Als größtes Gelenk im Körper wird es durch den Oberschenkelknochen, das Schienbein und die Kniescheibe gebildet. Das Kniegelenk ist ein Dreh-Scharniergelenk. Es ermöglicht die Beugung und Streckung des Beins sowie eine leichte Ein- und Auswärtsdrehung in gebeugtem Zustand. Gesichert und stabilisiert wird das Kniegelenk dabei durch einen komplexen Bandapparat aus Muskeln, Sehnen, Kniegelenkkapsel, Knorpel und den Menisken.

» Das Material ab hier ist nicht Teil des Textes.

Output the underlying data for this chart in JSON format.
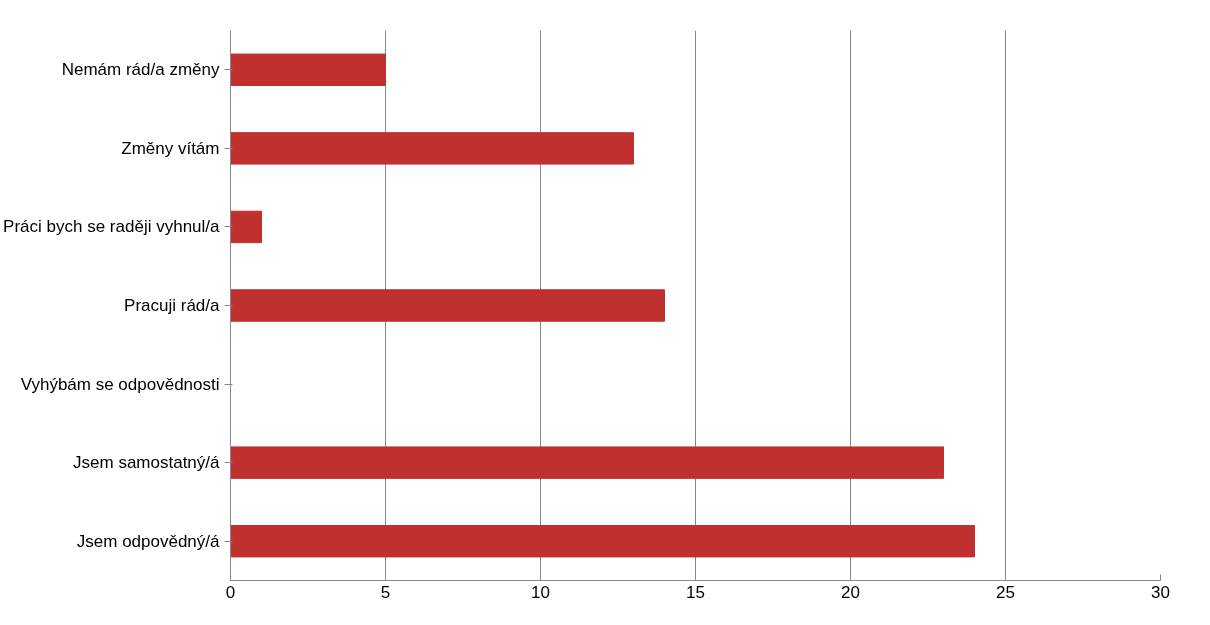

Vor allem im Sport wirken Kräfte in hoher Konzentration stark auf den Meniskus ein, der wie ein Stoßdämpfer zwischen den Gelenkknochen fungiert. Die Folge sind vor allem im Sport Verletzungen des inneren oder äußeren Meniskus oder auch des Kreuzbandes, das das Kniegelenk stabilisiert.

SCHULTERGELENK

Das Schultergelenk stellt die Verbindung von Rumpf und Armen her und ist als Kugelgelenk zugleich das beweglichste Gelenk des Menschen. Diese Beweglichkeit wird durch zahlreiche Sehnen und Muskeln sichergestellt. Die enorme Beweglichkeit ist aber auch mit ein Grund für die Anfälligkeit der Schulter für Verletzungen und Erkrankungen. Schmerzen in der Schulterregion haben vielfältige Ursachen, wie ein Engpasssyndrom (Impingemente), Reizungen, Überlastungserscheinungen, Entzündungen, Kalkeinlagerungen oder auch eine Schädigung der Bizepssehne bis hin zum Verschleiß. Für eine genaue Diagnose sind häufig eine Kernspintomographie (MRT) und manchmal zusätzlich eine Spiegelung des Schultergelenks erforderlich.

SPRUNGGELENK

Das Sprunggelenk verbindet den Fußknochen mit dem Wadenbein und Schienbein. Als Scharniergelenk ermöglicht das obere Sprunggelenk die Bewegung des Fußes nach oben und nach unten. Dagegen lässt sich mit dem unteren Sprunggelenk der Fuß nach den Seiten bewegen. Ein fester Band-Kapsel-Apparat schützt und stabilisiert das Sprunggelenk. Das Sprunggelenk ist eines der am stärksten belasteten Gelenke. Durch die hohe Belastung, die zylinderförmige Anatomie und die Konstruktion der Bänder ist das Sprunggelenk aber auch für verschiedene entzündliche und verschleißbedingte Erkrankungen anfällig, die vor allem die Bänder, aber auch die Knochen, betreffen können.